Soul searching in Spain

By Amanda Molé, MSW

Before I begin, perhaps I should say that some of my reflection may seem controversial. However, I feel like it is important for me to be honest and real throughout my learning process.

This morning, I got up early enough to get dressed up for church and decide where I wanted to go. Since I was late arriving for this trip last week, I missed the cathedral trip in Barcelona. I decided to look for a cathedral here, and found the Concatedral de San Nicolas. There was a mass at 11:00, so I left my host’s home at 10:00 so I could take my time getting there.

The walk there was difficult… Panhandlers, who have mostly been not visible in Alicante, were out in droves. It was heartbreaking seeing them lining the streets, and calling out to me in Spanish. Even though I could not understand all the words, I understood their pain. Even upon arriving at the church’s doors, five or six people immediately approached me, with outstretched hands and cries of “Por favor, por favor!” I was torn between wanting to help, and knowing that if I gave money to one person, more would approach me. I repeated “Lo siento” over and over, put my head down, and walked through the doors.

The splendor of the cathedral was mesmerizing. The beautiful gothic architecture was apparent from the ceiling to the floor, with large open spaces, intricately carved columns, and round windows. Ornate tapestries, detailed paintings, and fresh flowers adorned the altar and walls. A massive pipe organ was to the right of the altar, played by a talented young man.

The inside of the Concatedral

Of course, the mass was said in Spanish. However, since I was raised Catholic, I recognized the parts of the mass (the First Reading, Second Reading, Gospel, and homily), as well as the Nicene Creed, Lord’s Prayer, and Gloria. I didn’t participate in reciting the prayers (I felt too self-conscious to say them in English), but I did greet other parishioners after the Lord’s Prayer, donated a euro to the offering, and took Communion. As far as I could understand, the parts of the mass were the same as they are in the United States. This makes sense, since the Catholic church is much more structured than Protestant churches. There were a few differences, however. Nearly all of the parishioners were formally dressed, and in the United States, many Catholic churches do not mind if people are wearing jeans and t-shirts. Additionally, as I looked around, I noticed there was not a single child or even teenager present. I do not know the reason for this, but I found it surprising! As a whole, I found the experience lovely.
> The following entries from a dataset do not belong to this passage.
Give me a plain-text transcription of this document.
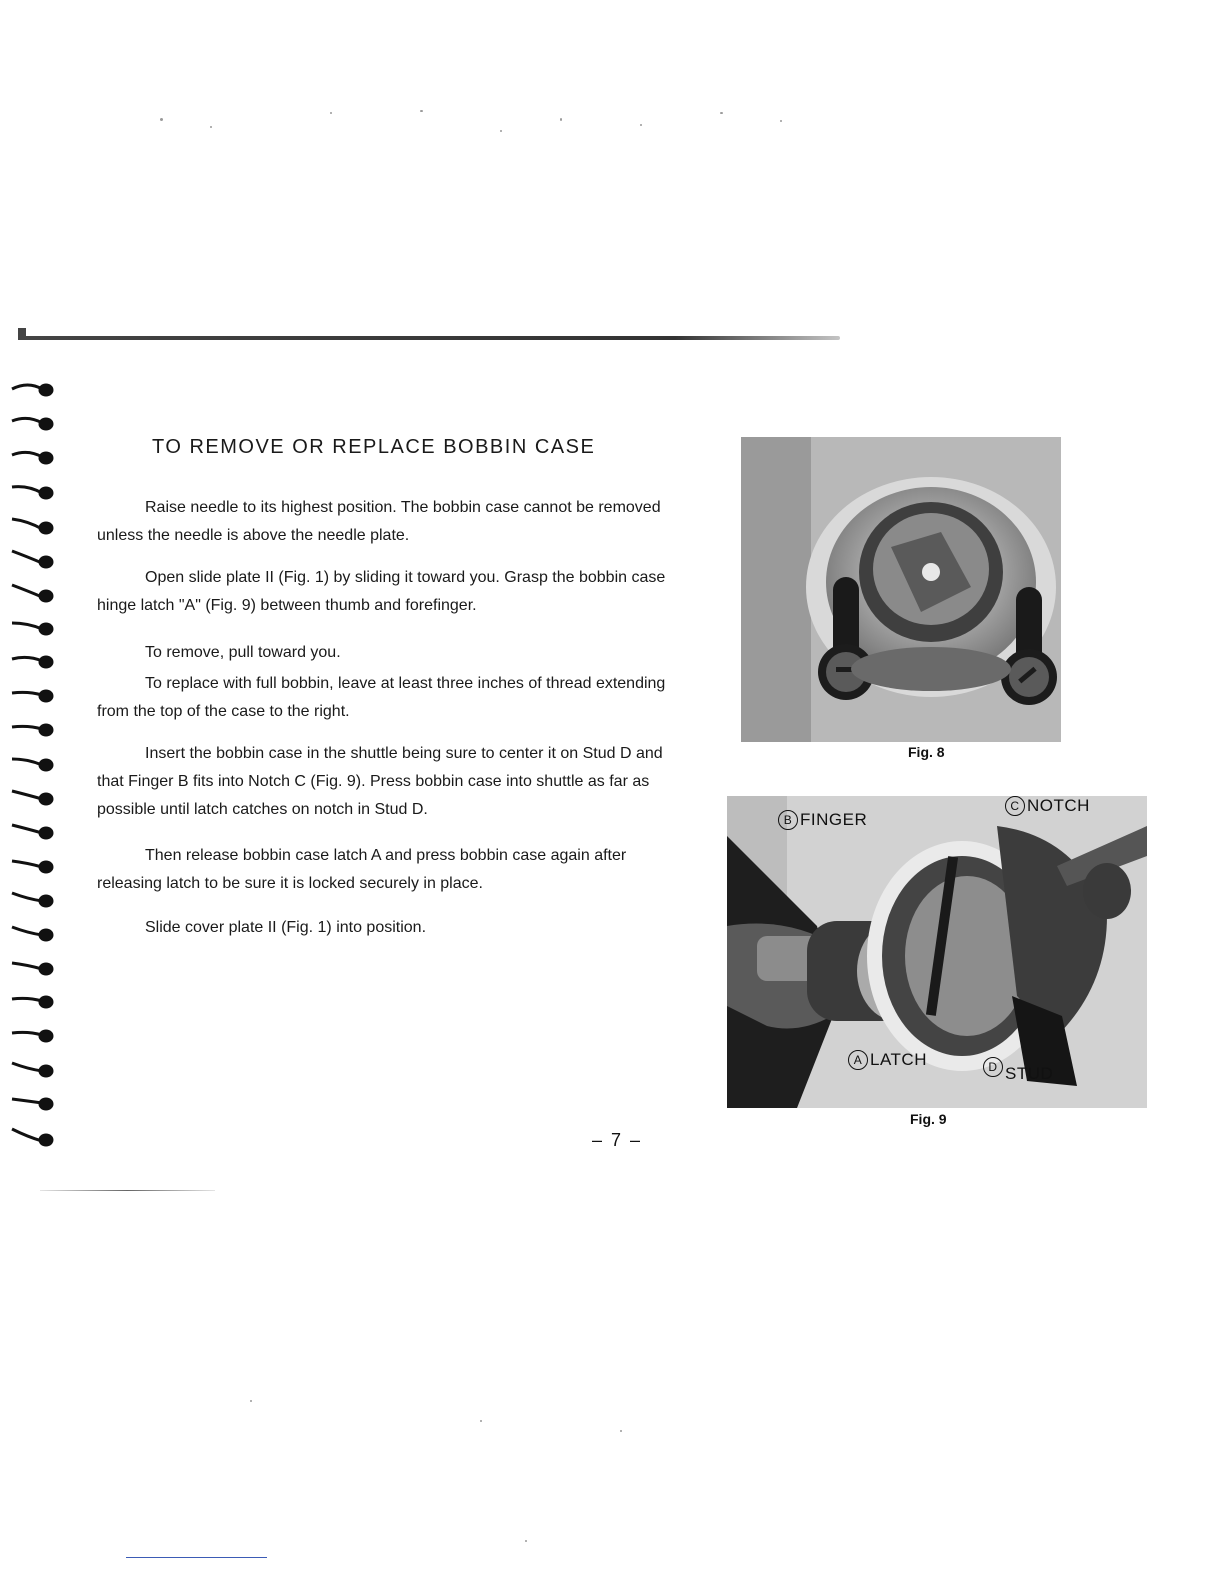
TO REMOVE OR REPLACE BOBBIN CASE
Raise needle to its highest position. The bobbin case cannot be removed unless the needle is above the needle plate.
Open slide plate II (Fig. 1) by sliding it toward you. Grasp the bobbin case hinge latch "A" (Fig. 9) between thumb and forefinger.
To remove, pull toward you.
To replace with full bobbin, leave at least three inches of thread extending from the top of the case to the right.
Insert the bobbin case in the shuttle being sure to center it on Stud D and that Finger B fits into Notch C (Fig. 9). Press bobbin case into shuttle as far as possible until latch catches on notch in Stud D.
Then release bobbin case latch A and press bobbin case again after releasing latch to be sure it is locked securely in place.
Slide cover plate II (Fig. 1) into position.
Fig. 8
B FINGER
C NOTCH
A LATCH	D STUD
Fig. 9
– 7 –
After mass, I took a seven-minute walk to the Basilica de Santa Maria, because I wanted to see what the difference is between a cathedral and a basilica. It turns out there is not much difference: a basilica is simply a higher ranking church, given that designation by the Pope. The inside of the basilica was almost as beautiful as the cathedral, though a bit smaller. It, too, had intricately carved columns, gothic architecture, and large, beautiful paintings.

The inside of the Basilica

While visiting these gorgeous churches today, I reflected back on our visit to Caritas Parroquial Nuestra Senora de la Misericordia, which is also Catholic. I wondered if Basilica de Santa Maria and Concatedral de San Nicolas had similarly active community service and charity programs. I know we are not supposed to assume, but… surely such large churches must have similar programs. I imagine it is not restricted to Caritas. For some time, I have been disillusioned by Christianity in the United States. Many of our churches do not engage in consistent community outreach, except perhaps around the holidays. We also have supposedly religious people attempting to pass laws to keep same-sex couples and non-Christians from adopting orphaned children while openly oppressing anyone who does not conform to their strict, seemingly arbitrary rules. When we visited Caritas, the Sisters and Padre explained to us that it does not matter what religion or race someone is in order to receive services. They told us that they are more concerned about “healing hearts” than conforming to rules. Are all, or perhaps most, of the churches in Spain this way? I hope so. Are ANY of the churches in the United States this way? I honestly don’t know. It has been difficult for me to find a church in which I feel comfortable as a progressive Christian. Where are the Christians who reach out to the sick, the old, the homeless, the immigrants, the children, the widows? Where are the Christians who want to “heal hearts?” That is where I want to be.

I am grateful for the opportunity to observe and at least somewhat participate in religious services outside of my little area of Florida. It gives me hope that we can accomplish great deeds in spite of all the negativity in the world.